简体   繁体   中英

illegal hardware instruction error when concatenating two strings in c

I want to loop through a text file and concatenate all the strings until a blank line is hit and then do the same for the next strings and so on. The result of each string concatenation should be added to an char* array:

char* element_arr[287];

void splitPassports(FILE* file_to_read){
     char element[500];
     char str[80];
     int i = 0;
     int j = 0;

     while(j < FILELENGTH){
         if (fgets(str,80, file_to_read) && !isBlank(str)){
             strcat(element,str);
             printf("The string is: %s\n",str);
         }else if (isBlank(str)){
             element_arr[i] = element;
             memset(element, '\0', sizeof element);
             printf("%s\n",element_arr[0]);
             i++;
         }
         j++;
     }

     fclose(file_to_read);
 }

However when I try to do this I get an illegal hardware instruction error (I'm on a Mac). How can I properly add the new strings to the existing one and then append that to my array and after that set it back to zero to do the same for the few lines until a blank line is hit? I'm relatively new to C so thanks in advance:)

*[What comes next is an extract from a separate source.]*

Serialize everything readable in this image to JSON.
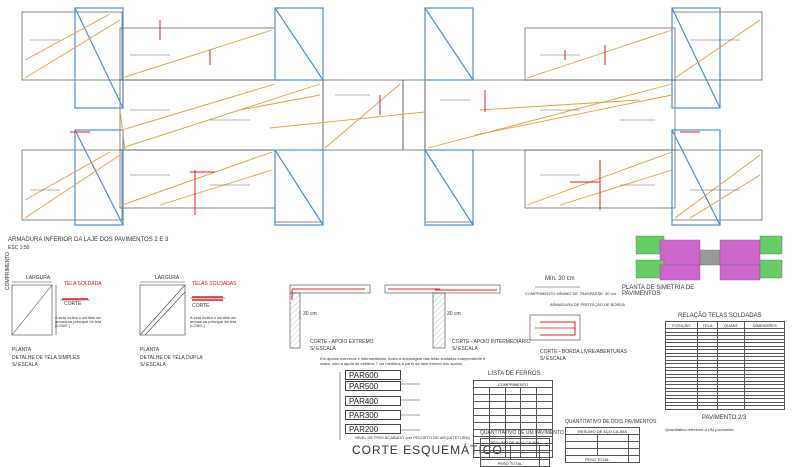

  1. char element[] = ""; you declare the array which is 1 char long, so the strcat will always fail (unless the second string is also empty).

  2. Even if you define it the correct way, the assignment element_arr[i] = element; you will assign the array element with the same reference every time, so the array will be simple filled with references to the same object.

  3. while(!feof(file_to_read)) - read Why is “while (?feof (file) )” always wrong?

I would recommend starting with the C book as you do not understand the basics of the language.

Dumb response to question 3, you could see if the problem is due to over-layering. I am also a Mac user, and my code will sometimes have errors occur due to having too many layers of functions etc. I don't know if anyone has already found the answer to question 3, however I genuinely hope this helps/helped.